There are several variations of the ketogenic diet therapy. The Epilepsy Center at Boston Children’s Hospital prescribes:
- Classic and modified keto
- Modified Atkins
- Low glycemic index treatment
Your child’s specific diet is determined after a consultation with our team and will depend on several factors, including their age and epilepsy diagnosis, their feeding habits or tube-feeding regimen, and your family’s needs and preferences.
Classic ketogenic diet
The classic ketogenic diet is the strictest form of diet therapy and involves 70 to 90 percent of your child’s calories being provided by fat (compared to the 25 to 40 percent that is usually recommended for children). The amount of fat is determined by the ketogenic ratio, which is the ratio of grams of fat to grams of carbohydrate plus protein. This form of diet treatment is very precise: All foods are weighed on a gram scale to provide the recommended ketogenic ratio.
Modified Atkins diet
The modified Atkins diet is more flexible than the classic ketogenic diet and may be easier to incorporate into normal life. The modified Atkins diet is a high-fat diet that restricts carbohydrate intake to 10 to 20 grams per day, depending on age, but doesn’t restrict protein.
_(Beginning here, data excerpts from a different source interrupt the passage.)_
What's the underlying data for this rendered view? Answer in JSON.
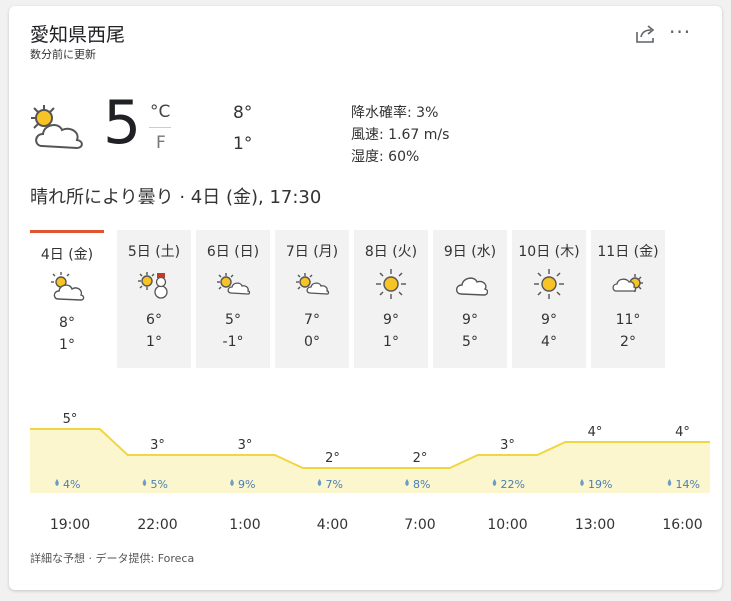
{
  "header": {
    "location": "愛知県西尾",
    "updated": "数分前に更新",
    "more": "···"
  },
  "current": {
    "icon": "partly-sunny-icon",
    "temp": "5",
    "unit_c": "°C",
    "unit_f": "F",
    "high": "8°",
    "low": "1°",
    "precip": "降水確率: 3%",
    "wind": "風速: 1.67 m/s",
    "humidity": "湿度: 60%",
    "condition": "晴れ所により曇り · 4日 (金), 17:30"
  },
  "days": [
    {
      "name": "4日 (金)",
      "icon": "partly-sunny-icon",
      "high": "8°",
      "low": "1°",
      "selected": true
    },
    {
      "name": "5日 (土)",
      "icon": "sun-snow-icon",
      "high": "6°",
      "low": "1°"
    },
    {
      "name": "6日 (日)",
      "icon": "sun-cloud-icon",
      "high": "5°",
      "low": "-1°"
    },
    {
      "name": "7日 (月)",
      "icon": "sun-cloud-icon",
      "high": "7°",
      "low": "0°"
    },
    {
      "name": "8日 (火)",
      "icon": "sun-icon",
      "high": "9°",
      "low": "1°"
    },
    {
      "name": "9日 (水)",
      "icon": "cloud-icon",
      "high": "9°",
      "low": "5°"
    },
    {
      "name": "10日 (木)",
      "icon": "sun-icon",
      "high": "9°",
      "low": "4°"
    },
    {
      "name": "11日 (金)",
      "icon": "cloud-sun-icon",
      "high": "11°",
      "low": "2°"
    }
  ],
  "hourly": [
    {
      "time": "19:00",
      "temp": "5°",
      "precip": "4%"
    },
    {
      "time": "22:00",
      "temp": "3°",
      "precip": "5%"
    },
    {
      "time": "1:00",
      "temp": "3°",
      "precip": "9%"
    },
    {
      "time": "4:00",
      "temp": "2°",
      "precip": "7%"
    },
    {
      "time": "7:00",
      "temp": "2°",
      "precip": "8%"
    },
    {
      "time": "10:00",
      "temp": "3°",
      "precip": "22%"
    },
    {
      "time": "13:00",
      "temp": "4°",
      "precip": "19%"
    },
    {
      "time": "16:00",
      "temp": "4°",
      "precip": "14%"
    }
  ],
  "chart_data": {
    "type": "area",
    "x": [
      "19:00",
      "22:00",
      "1:00",
      "4:00",
      "7:00",
      "10:00",
      "13:00",
      "16:00"
    ],
    "series": [
      {
        "values": [
          5,
          3,
          3,
          2,
          2,
          3,
          4,
          4
        ]
      }
    ],
    "precipitation": [
      "4%",
      "5%",
      "9%",
      "7%",
      "8%",
      "22%",
      "19%",
      "14%"
    ],
    "colors": {
      "line": "#f0d640",
      "fill": "#fcf6cf",
      "drop": "#6a9cc8"
    }
  },
  "footer": "詳細な予想 · データ提供: Foreca"
}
Low glycemic index treatment
The low glycemic index treatment (LGIT) is another flexible ketogenic diet that was developed in 2002 by a Boston Children’s clinical nutrition specialist, Heidi Pfeifer, and today is used worldwide for improved seizure control.
- LGIT centers on limiting carbohydrate intake to 40 to 60 grams per day from foods that do not cause a rapid increase in blood sugar levels (low glycemic index carbohydrates).
- LGIT is recommended for children over the age of 2 who are able to eat by mouth.
Your child’s medical ketogenic therapy team may adjust their diet recommendations to achieve the best results, but we typically recommend your child stay on one specific diet for at least three months.